Mas S. não sofre nenhum acidente, a autópsia não acontece e pode continuar a viver com o seu tumor virtualmente indetectável. S. gosta de fumar e o vício exige-lhe vários cigarros por dia. Anos mais tarde, esse mau hábito causa uma outra mutação nas células do seu tumor incipiente, activando um outro gene associado ao cancro, chamado "myc".
Entretanto, S. atingiu a menopausa e o seu organismo sofreu grandes perturbações, sempre sem manifestar problemas de saúde de maior. Quando S. chega aos 65 anos de idade, os desequilíbrios hormonais, que aumentam com a idade, acabam por atingir e inactivar parcialmente, numa das células do seu tumor (que está estacionário há mais de uma década), um gene chamado "p53", conhecido pela sua acção supressora de tumores. Passam-se mais alguns anos e o gene p53 dessa célula acaba por ficar totalmente inactivado - devido, talvez, à exposição a alguma toxina ambiental, através da alimentação ou de outra via.
Libertado dos mecanismos que o mantinham adormecido, o tumor começa então a crescer e a invadir os tecidos adjacentes. Multiplicam-se as mutações nas células cancerosas, que passam a fabricar elas próprias as substâncias de que precisam e continuam a proliferar.

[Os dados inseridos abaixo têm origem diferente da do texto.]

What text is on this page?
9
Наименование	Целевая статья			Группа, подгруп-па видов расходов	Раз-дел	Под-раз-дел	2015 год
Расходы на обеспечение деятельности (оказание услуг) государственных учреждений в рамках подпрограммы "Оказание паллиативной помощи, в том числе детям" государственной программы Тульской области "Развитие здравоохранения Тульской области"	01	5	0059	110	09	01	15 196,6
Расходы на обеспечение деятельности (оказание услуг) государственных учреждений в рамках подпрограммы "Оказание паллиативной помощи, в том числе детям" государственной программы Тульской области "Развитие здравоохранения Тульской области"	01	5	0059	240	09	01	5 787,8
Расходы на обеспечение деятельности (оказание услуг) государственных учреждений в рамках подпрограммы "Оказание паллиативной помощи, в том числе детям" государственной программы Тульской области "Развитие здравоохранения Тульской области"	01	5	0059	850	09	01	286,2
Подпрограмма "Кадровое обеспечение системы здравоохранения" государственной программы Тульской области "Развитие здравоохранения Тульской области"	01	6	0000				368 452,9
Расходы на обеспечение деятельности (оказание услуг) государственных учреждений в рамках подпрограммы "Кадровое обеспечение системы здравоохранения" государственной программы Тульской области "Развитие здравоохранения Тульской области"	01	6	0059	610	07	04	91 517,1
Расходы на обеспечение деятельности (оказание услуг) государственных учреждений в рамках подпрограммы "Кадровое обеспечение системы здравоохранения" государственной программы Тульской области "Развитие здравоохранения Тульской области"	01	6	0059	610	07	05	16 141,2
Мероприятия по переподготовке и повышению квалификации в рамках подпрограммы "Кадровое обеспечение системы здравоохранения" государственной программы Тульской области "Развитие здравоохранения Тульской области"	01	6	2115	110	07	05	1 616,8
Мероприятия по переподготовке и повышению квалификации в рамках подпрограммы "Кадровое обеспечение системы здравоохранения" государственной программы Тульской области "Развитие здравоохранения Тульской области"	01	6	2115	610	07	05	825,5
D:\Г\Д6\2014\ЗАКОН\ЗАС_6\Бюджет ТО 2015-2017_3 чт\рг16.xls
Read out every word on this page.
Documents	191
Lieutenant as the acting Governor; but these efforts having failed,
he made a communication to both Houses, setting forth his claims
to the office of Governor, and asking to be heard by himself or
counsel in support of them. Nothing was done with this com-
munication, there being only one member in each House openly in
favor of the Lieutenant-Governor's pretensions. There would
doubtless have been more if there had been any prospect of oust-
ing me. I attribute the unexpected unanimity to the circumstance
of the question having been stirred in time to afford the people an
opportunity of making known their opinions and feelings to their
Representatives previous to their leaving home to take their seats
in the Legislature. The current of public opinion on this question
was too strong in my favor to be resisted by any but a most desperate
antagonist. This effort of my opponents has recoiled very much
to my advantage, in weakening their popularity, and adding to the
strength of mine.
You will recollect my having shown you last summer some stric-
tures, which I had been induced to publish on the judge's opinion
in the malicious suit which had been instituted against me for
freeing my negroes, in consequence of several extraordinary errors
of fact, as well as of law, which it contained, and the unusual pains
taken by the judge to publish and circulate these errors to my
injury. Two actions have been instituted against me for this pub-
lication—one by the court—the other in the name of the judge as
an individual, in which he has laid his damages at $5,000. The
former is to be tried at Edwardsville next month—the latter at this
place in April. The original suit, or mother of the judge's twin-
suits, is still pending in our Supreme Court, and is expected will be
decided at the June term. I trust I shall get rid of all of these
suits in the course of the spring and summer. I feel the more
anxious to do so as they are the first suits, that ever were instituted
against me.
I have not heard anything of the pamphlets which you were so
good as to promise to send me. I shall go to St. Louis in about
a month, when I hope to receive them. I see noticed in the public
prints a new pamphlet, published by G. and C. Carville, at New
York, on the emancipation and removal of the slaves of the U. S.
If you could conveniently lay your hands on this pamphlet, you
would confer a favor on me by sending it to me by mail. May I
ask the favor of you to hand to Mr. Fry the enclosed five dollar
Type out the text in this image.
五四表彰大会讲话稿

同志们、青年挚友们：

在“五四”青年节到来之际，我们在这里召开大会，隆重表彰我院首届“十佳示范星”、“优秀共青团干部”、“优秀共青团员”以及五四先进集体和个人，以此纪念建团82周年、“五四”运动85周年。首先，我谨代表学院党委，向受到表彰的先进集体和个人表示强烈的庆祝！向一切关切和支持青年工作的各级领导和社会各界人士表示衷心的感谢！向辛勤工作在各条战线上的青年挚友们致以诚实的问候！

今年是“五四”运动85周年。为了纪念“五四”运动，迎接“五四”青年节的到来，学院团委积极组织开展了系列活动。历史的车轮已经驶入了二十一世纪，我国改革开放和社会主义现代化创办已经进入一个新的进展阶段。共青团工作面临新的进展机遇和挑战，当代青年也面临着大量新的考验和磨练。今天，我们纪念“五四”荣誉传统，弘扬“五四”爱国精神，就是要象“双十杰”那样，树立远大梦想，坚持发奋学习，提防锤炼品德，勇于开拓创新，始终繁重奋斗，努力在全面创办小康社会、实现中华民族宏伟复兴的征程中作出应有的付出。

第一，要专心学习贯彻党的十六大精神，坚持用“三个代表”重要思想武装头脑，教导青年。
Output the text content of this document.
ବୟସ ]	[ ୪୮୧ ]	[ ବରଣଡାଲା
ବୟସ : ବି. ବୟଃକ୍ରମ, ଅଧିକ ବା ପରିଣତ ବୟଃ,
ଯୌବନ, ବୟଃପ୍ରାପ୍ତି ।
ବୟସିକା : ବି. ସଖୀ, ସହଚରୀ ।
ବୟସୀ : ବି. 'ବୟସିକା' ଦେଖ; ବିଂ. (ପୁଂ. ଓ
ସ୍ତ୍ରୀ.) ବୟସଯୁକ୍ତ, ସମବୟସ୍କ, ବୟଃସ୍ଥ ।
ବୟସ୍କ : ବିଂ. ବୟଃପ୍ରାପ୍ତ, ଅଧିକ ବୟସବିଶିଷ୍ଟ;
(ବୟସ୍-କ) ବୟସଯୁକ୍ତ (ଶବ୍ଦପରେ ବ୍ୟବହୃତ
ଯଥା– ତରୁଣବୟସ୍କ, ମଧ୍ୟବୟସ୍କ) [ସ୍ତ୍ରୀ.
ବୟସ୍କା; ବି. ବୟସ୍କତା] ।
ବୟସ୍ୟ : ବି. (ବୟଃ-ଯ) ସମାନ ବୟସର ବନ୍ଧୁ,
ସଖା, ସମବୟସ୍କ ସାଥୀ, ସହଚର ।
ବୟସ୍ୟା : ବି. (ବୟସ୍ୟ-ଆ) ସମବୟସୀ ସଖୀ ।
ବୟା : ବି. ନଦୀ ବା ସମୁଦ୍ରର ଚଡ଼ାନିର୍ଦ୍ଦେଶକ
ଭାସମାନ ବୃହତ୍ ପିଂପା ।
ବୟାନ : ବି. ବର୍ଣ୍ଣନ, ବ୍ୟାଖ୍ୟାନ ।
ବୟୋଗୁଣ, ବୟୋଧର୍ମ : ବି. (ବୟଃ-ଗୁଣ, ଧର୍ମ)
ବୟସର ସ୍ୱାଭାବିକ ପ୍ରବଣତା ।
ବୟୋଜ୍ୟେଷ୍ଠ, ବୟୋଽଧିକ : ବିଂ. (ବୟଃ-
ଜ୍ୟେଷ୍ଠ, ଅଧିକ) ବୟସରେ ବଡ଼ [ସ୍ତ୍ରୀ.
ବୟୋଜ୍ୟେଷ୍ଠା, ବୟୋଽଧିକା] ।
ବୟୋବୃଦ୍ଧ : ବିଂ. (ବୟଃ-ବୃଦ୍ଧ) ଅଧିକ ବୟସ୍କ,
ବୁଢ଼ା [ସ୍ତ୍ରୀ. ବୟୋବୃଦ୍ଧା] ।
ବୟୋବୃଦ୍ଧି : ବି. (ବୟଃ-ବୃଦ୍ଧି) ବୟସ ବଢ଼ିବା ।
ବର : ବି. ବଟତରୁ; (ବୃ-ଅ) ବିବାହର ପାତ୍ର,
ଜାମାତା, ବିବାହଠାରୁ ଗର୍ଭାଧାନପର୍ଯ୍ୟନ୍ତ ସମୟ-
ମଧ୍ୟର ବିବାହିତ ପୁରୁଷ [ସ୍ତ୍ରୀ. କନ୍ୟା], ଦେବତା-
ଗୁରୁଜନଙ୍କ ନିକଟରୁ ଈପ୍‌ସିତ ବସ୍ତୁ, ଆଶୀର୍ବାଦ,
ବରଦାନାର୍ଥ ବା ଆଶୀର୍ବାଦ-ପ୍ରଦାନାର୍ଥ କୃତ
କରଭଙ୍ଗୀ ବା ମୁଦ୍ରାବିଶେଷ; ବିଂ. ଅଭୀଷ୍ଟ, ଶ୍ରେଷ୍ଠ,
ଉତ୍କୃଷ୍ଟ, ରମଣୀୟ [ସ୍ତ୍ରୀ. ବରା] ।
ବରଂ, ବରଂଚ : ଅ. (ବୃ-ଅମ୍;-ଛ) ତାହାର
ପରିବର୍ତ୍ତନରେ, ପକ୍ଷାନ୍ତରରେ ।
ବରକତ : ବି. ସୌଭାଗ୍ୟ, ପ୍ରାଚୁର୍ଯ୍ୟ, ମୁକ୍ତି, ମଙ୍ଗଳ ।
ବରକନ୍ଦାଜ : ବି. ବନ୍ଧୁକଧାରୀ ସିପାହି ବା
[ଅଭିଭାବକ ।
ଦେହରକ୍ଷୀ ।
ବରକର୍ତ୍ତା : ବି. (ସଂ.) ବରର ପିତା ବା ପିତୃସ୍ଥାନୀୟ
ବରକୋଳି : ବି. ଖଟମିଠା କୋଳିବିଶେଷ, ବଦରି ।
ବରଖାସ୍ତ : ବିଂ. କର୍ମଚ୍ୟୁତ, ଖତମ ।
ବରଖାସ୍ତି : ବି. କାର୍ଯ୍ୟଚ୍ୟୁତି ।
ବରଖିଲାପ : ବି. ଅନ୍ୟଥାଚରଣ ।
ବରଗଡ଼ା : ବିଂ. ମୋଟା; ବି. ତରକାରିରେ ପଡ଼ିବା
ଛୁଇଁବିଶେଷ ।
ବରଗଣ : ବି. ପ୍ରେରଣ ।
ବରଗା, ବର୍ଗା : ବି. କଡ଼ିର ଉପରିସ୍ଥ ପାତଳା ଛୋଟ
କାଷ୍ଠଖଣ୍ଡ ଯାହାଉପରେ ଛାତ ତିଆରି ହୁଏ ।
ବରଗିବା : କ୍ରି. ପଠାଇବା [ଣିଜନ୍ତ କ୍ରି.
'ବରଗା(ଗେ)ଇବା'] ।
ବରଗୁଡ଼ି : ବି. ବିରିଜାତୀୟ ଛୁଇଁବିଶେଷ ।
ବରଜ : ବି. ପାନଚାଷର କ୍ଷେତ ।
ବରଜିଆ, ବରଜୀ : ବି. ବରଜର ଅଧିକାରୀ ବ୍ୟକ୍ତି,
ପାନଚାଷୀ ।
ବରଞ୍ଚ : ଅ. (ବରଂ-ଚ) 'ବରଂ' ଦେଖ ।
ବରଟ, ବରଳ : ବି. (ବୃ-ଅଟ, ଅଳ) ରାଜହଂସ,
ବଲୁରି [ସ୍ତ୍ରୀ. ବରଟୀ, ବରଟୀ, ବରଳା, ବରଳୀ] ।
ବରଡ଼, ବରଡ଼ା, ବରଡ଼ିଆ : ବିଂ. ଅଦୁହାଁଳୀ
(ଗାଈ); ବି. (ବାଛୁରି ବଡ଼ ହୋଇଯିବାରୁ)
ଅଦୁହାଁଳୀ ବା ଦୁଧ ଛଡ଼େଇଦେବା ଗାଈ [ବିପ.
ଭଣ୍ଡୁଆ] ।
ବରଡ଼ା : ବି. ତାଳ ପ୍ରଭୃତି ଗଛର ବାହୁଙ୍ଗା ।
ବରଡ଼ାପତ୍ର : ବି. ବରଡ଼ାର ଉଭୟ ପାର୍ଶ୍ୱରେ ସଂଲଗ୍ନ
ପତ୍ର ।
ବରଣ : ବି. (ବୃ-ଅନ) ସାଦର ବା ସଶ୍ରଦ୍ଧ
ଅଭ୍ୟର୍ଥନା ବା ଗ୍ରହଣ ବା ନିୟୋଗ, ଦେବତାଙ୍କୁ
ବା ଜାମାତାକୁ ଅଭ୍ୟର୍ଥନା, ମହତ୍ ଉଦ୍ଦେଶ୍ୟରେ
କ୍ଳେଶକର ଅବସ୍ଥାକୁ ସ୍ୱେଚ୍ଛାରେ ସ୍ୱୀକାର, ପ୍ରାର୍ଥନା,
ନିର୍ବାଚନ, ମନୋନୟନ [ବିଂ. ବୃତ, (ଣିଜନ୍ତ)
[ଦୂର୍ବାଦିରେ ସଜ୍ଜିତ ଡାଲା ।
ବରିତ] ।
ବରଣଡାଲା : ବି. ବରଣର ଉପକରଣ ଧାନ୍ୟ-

Se S. fizesse agora uma mamografia, o seu tumor poderia ser detectado nesta fase precoce, em que ainda mede menos de três centímetros e não se espalhou ainda para outros órgãos. Mas S. não costuma ir regularmente ao ginecologista, a sua saúde nunca lhe deu problemas, já deixou de fumar há anos e considera que está em esplêndida forma. Até que uma manhã, enquanto se veste, S. sente uma massa no seu seio esquerdo. O tumor tornou-se palpável e já contém mais de mil milhões de células.
Após uma série de exames e análises, é-lhe diagnosticado um cancro da mama. Tem cinco centímetros de diâmetro, mas, felizmente, ainda não se espalhou para os gânglios linfáticos vizinhos. É administrada à doente uma combinação do arsenal anticancro actual: radioterapia, cirurgia, quimioterapia, para exterminar as células cancerosas até à última.
História sem fim
Nesta fase do seu desenvolvimento, o tumor já não é apenas um aglomerado de células cancerosas. Contêm também células normais - fibroblastos (que fabricam colagénio), células imunitárias convocadas pelo organismo para infiltrar e atacar o tumor, células envolvidas na inflamação gerada pelo tumor, etc. E também vasos sanguíneos, que lhe fornecem nutrientes e oxigénio. O tumor transformou-se num órgão - aberrante, potencialmente letal, mas, mesmo assim, um órgão, com tudo o que isso implica em termos de complexidade. Por enquanto, contudo, trata-se de um tumor localizado no seio esquerdo.Durante o tratamento do tumor, as células cancerosas continuam a dividir-se e, como são geneticamente muito instáveis, sofrem mais mutações. Uma dessas mutações, por acaso, torna uma célula resistente ao tratamento. Enquanto à sua volta as outras células cancerosas são destruídas pelos medicamentos citostáticos, esta escapa à morte e continua a proliferar. O tratamento acaba - mas o cancro não. As células resistentes adquiriram entretanto mais uma particularidade: conseguem deslocar-se.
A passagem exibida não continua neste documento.